Following the joint review of insurance contract law, commenced in 2006, by the Law Commission and the Scottish Law Commission, the Government has introduced the Insurance Bill for consideration under the special Parliamentary procedure for uncontroversial Law Commission Bills.  As a result, some areas considered by the Law Commissions as ripe for reform but that are considered to be contentious have been dropped from the Insurance Bill for consideration at a future point.  These include: damages for late payment of claims, description of loss warranties and insurable interest.  Nonetheless, it is widely anticipated that the Insurance Bill will result in fundamental, potentially seismic, changes to established insurance law.

The Insurance Bill now covers:

  • •  Changes to the duty of fair presentation for non-consumer
        insureds bringing the law into line with that applying to 
        consumer insurance following the introduction of the Consumer Insurance (Disclosure and Representations) Act 2012
  • Warranties 
  • Fraudulent claims
  • Amendments to the Third Parties (Rights against Insurers)   
    Act 2010

Changes to the duty of fair presentation for non-consumer insureds

The Insurance Bill replaces the insured’s duty to disclose to the insurer “every material circumstance” that it knows or ought to know “in the ordinary course of business” with a duty to “make to the insurer a fair presentation of the risk”.  The duty to make a fair presentation will be satisfied if the insured discloses every material circumstance that it knows or ought to know either to enable the prudent underwriter to price and write a risk or to be sufficient to cause the prudent underwriter to ask further questions.  Where the insured is not an individual, what is known or ought to be known to an insured will be material circumstances within the insured’s own knowledge or known to senior management or those responsible for taking out the insurance.

If the insured breaches this duty, the insurer will be able to avoid the policy and retain the premium where the non-disclosure was deliberate or reckless.  In all other cases, it will depend on what the insurer would have done had a fair presentation been made.  Avoidance will still be available where the insurer can show that it would not have contracted on any terms.

Warranties

While the concept of warranties will be retained, the “sting” will be removed by two modifications:

  1. 1. “Basis of contract” clauses whereby pre-contractual information is converted into a warranty will be abolished; 
    and
  2. Breach of warranty will suspend, rather than discharge, the insurer’s liability such that  the insurer will be liable for any valid claims that arise after the breach of warranty has been remedied.

Fraudulent claims

The Insurance Bill introduces a default statutory regime for fraudulent claims.  The Commissions made it very clear that they do not intend to define fraud or to introduce specific remedies; rather, the focus is on whether the insurer is liable.  The insurer will remain liable for claims arising before the fraudulent act but, if the insurer elects to treat the contract as terminated, it would have no liability for future claims and would not have to return the premium.
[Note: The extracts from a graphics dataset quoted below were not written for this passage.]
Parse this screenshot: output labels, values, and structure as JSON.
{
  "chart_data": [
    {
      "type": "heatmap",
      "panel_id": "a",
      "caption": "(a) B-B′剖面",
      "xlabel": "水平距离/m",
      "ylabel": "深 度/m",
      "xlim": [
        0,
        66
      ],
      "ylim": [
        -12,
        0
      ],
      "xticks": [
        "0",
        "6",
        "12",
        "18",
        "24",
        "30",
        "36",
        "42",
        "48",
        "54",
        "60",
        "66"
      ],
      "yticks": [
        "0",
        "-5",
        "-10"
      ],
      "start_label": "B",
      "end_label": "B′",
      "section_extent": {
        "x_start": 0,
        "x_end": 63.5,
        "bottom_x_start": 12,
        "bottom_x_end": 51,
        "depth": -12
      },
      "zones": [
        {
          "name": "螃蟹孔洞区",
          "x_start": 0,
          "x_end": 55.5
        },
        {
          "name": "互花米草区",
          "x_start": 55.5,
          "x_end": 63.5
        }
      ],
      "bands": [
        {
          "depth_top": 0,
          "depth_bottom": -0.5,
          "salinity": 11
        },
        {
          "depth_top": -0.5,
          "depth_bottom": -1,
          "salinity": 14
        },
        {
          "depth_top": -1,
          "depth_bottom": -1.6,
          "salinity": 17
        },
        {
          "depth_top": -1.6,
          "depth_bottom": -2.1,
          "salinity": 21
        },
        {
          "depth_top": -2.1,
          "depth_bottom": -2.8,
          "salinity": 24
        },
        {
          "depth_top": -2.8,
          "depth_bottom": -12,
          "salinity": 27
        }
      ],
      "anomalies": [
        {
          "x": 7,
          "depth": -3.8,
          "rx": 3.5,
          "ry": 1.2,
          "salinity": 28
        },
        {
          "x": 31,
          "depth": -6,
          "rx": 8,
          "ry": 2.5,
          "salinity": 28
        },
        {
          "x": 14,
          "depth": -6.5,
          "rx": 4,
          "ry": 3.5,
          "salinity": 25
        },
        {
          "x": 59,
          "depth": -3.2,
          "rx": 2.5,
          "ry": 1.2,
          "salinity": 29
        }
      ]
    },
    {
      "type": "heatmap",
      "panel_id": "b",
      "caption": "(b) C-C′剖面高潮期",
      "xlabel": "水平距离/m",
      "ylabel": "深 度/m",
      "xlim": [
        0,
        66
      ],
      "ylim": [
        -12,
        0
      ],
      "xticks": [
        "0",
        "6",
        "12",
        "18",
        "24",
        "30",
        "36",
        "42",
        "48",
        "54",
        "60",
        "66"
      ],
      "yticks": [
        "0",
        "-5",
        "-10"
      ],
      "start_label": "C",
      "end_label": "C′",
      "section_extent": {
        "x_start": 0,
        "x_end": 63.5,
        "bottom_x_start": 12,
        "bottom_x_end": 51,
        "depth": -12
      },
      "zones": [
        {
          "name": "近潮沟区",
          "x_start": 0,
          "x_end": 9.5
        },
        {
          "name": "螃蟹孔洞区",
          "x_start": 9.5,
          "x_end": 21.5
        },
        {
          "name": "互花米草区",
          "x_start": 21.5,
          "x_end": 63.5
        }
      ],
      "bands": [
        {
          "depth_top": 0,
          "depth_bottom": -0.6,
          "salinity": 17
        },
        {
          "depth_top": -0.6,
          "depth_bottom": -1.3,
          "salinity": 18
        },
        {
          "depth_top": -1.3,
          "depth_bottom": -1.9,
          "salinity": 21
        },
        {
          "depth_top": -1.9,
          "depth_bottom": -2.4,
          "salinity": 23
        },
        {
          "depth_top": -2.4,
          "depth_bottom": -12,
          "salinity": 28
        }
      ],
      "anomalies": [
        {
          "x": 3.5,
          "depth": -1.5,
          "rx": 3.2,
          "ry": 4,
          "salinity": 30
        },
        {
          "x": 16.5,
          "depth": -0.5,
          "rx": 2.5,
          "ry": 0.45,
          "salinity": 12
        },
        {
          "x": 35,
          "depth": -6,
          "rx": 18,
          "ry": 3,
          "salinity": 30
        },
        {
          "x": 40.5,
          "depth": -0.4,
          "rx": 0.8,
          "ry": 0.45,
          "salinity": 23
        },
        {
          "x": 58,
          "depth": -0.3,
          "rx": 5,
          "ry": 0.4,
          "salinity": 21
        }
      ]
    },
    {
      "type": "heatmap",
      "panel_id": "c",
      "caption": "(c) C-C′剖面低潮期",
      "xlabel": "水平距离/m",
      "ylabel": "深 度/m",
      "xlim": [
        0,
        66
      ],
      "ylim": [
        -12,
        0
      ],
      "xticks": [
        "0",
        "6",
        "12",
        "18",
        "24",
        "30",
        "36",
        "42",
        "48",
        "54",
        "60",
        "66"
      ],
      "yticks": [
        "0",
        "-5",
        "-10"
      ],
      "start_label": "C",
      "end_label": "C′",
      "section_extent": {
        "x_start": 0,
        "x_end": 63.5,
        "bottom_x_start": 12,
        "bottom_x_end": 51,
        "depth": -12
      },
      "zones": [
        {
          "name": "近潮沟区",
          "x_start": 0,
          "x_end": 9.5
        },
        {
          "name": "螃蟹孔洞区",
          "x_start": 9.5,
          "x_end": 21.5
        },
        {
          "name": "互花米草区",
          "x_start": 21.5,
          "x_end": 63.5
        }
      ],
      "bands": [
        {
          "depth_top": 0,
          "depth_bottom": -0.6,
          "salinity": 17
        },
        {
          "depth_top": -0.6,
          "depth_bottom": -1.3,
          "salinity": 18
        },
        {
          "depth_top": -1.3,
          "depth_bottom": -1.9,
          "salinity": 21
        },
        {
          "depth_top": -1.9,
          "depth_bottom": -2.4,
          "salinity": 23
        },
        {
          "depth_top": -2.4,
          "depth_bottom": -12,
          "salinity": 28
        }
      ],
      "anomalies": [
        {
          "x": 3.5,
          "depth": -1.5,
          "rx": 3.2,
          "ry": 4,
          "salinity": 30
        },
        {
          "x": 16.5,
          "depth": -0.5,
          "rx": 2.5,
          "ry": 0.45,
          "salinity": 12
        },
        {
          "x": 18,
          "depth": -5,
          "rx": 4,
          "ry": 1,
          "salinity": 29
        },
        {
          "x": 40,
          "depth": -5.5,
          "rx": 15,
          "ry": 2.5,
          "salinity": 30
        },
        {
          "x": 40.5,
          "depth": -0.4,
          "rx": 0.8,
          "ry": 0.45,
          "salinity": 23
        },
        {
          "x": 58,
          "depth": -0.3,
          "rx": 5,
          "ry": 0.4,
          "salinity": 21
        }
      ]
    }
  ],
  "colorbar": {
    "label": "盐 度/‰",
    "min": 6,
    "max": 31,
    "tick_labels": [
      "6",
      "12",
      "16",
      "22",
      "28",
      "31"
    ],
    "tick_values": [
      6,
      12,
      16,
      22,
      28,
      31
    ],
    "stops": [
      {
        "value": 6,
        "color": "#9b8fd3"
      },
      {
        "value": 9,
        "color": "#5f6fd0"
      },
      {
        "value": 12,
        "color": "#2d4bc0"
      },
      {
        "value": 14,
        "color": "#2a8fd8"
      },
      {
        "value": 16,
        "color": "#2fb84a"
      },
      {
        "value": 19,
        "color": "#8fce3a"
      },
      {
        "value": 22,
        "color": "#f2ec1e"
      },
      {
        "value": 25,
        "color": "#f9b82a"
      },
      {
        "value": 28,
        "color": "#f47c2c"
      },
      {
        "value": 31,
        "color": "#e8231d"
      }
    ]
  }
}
Where fraud is committed by persons entitled to make claims under group insurance policies, the Commissions propose that such policies be treated as if the insurer and the fraudulent member had entered into a separate insurance contract.

Contracting out

The non-consumer law reforms will be a “default regime” and parties will generally be able to contract out of and substitute their own agreed terms.  Conversely, all terms of the Insurance Bill in so far as they relate to consumers are mandatory and it will not be possible to contract out of the prohibition on “basis of contract” clauses whether the insurance is consumer or non-consumer.

Third Parties (Rights against Insurers) Act 2010

The Insurance Bill also amends the Third Parties (Rights against Insurers) Act 2010, which had not yet been brought into force.  The 2010 Act was intended to simplify existing procedures under which victims can claim directly against insurers where the insured had become insolvent or otherwise ceased to exist.  The 2010 Act had not been brought into force because it failed to cover the full range of insolvent or defunct wrongdoers, which will be amended by the Insurance Bill.

Conclusions

If brought into force, as widely anticipated, the Insurance Bill will result in wide spread changes to the insurance market across England and Wales, Scotland and Northern Ireland.  Insurers will need to evaluate their internal policies and current practice as well as review their proposal forms and policy documents to ensure that they reflect the new duty of fair presentation of the risk.

While the Insurance Bill allows the parties to opt-out of its provisions in non-consumer insurance (save that the parties cannot elect to opt out of the abolition of basis of contract clauses) this itself could lead to much debate – as custodian of the wordings, what will the broker’s position be on opt out or not?

The above said, it will be some time before the Insurance Bill comes into force despite the use of the Law Commission’s special procedure for non-contentious Bills.  The Act states that it will substantively come into force 18 months after receiving Royal Assent, which will be before Parliament is dissolved in advance of the next General Election (likely to be March next year).